While taking in the atmosphere, it wasn’t long before being approached by our first Charger supporter. The man looked to be in his 40’s and attempted to question my right to be wearing a jacket that sported emblems of Superbowl years of which I hadn’t been alive for. Two words were sufficient enough to quiet the intoxicated inquirer: “No Rings”. The tone was set and it was time to get in and make ourselves comfortable.

Upon arriving at our seats we found three additional Charger fans loitering in our spot (Plaza 21, Row 7, aisle seats). After obnoxiously checking our tickets and in disbelief that Raider fans could afford such seats, they reluctantly moved to their proper location which happened to be directly behind us. These three men didn’t know it at the time, but they were about to get a taste of what being a real fan is all about. Their smack talking began before the game ever started, but would soon evolve to what would best be described as the whining, pouting and tantrums of 4 year olds upset and angry because they didn’t get their way.

The back and forth jeering throughout the game was relentless.
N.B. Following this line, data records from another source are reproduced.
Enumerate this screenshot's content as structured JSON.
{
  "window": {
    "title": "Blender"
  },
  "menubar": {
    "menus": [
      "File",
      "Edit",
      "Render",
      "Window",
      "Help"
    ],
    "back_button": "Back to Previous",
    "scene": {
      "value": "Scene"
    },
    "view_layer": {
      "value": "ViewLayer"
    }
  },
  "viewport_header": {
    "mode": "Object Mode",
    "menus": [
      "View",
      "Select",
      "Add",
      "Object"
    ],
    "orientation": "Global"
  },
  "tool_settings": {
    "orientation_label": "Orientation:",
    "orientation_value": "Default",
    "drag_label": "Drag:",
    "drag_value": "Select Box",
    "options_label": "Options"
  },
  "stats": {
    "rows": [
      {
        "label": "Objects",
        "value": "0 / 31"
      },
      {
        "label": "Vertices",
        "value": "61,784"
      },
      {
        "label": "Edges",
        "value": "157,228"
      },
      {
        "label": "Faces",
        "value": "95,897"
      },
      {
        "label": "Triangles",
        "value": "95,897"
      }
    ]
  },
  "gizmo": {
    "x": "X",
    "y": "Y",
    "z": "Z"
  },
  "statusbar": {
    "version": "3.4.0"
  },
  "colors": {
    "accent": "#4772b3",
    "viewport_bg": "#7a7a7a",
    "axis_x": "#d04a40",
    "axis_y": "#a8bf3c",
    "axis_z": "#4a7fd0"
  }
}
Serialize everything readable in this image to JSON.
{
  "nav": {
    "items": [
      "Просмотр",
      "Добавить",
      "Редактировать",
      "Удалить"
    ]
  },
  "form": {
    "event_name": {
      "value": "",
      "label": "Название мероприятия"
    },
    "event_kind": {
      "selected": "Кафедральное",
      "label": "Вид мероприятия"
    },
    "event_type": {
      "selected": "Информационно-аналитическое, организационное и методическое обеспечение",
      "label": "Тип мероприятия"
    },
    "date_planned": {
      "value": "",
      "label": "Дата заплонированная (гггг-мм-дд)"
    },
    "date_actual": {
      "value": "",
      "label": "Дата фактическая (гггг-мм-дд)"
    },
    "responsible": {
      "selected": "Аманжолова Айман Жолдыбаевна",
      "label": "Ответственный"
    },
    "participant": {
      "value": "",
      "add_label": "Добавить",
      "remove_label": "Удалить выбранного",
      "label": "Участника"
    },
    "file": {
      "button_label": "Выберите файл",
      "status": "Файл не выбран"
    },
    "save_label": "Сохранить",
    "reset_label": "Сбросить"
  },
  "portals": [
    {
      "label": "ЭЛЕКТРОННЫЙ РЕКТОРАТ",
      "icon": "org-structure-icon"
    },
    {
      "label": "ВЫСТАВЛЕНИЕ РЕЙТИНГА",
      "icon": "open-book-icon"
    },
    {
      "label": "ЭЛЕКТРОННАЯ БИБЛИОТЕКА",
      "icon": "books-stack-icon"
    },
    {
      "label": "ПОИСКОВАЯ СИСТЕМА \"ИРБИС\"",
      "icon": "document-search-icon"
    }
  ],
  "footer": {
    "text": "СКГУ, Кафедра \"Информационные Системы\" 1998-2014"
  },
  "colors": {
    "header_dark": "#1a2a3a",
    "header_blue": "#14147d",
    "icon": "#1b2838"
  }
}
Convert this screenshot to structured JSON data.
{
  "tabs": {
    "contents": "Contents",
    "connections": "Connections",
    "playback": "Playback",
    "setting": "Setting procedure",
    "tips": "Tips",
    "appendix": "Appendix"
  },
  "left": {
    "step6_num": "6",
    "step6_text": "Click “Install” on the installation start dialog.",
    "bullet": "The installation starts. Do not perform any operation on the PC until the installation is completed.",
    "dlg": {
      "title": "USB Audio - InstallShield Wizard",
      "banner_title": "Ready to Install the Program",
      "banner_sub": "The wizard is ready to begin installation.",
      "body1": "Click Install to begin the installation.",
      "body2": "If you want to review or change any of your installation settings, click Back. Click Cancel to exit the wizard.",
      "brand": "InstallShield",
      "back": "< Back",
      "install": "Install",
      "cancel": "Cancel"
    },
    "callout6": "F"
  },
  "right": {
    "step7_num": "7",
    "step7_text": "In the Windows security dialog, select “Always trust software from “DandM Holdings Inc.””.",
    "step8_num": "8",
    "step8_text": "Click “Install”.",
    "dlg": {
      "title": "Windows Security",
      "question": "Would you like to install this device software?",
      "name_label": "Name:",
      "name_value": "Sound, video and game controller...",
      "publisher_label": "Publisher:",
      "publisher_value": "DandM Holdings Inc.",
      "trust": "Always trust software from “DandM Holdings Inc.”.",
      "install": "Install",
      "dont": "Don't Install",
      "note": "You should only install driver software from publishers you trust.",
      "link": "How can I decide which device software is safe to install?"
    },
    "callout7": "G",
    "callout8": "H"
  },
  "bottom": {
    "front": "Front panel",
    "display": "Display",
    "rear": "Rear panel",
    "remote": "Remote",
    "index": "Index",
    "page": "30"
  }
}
With every Bush break away, Palmer touchdown pass, and Charger injury the reactions became more and more (and Moore!) entertaining. No expletives or jabs at what we represented could change the fact that in every facet the Raider Nation was taking over their stadium. Cheers for the Raiders and boos against the Chargers overpowered the mellow cries of the home team spectators. Attempts at having security make us sit down were returned with a chuckle and rolling of the eyes by event staff. The over the top one liners stabbing at the allegiance of their fan base and crumbling of their team by Will could only be countered by generic insults about ones mom. The dip spit on Will’s seat was a nice touch I admit, but the fat lipped guy didn’t even have the balls to man up to it after being called out. (the dribble was later mysteriously wiped away)

By the end those fans behind us had been visually and verbally beat into submission, and all they could do was clench their fists as the chants of “Raaaaiddderrrrs” echoed through the home of their team. I’m not one to involve myself in a verbal war, especially when I’m trying to watch the game, but after the way we had been treated I was more than happy and satisfied to watch them swallow the score and the clever wit of words dished by Will.

I was told by one at the two minute warning that a call had been made and it was probably best if I leave the stadium at that point. Needless to say I stayed till the end of regulation and laughed as we exited our section with the scoreboard shining bright: Raiders 24, Chargers 17.

We left the stadium and enjoyed walking the parking lot, high fiving and bs-ing with fellow Raider fans as the Charger faithful quietly got in their cars to silently drive back to their comfortable homes on the cliffs of Del Mar. The view of the Pacific must have brought a sigh of relief to the defeated fan base that night, as they attempted to cleanse their minds of the sea of black that had so ungracefully drowned their lingering hopes of an AFC West division title.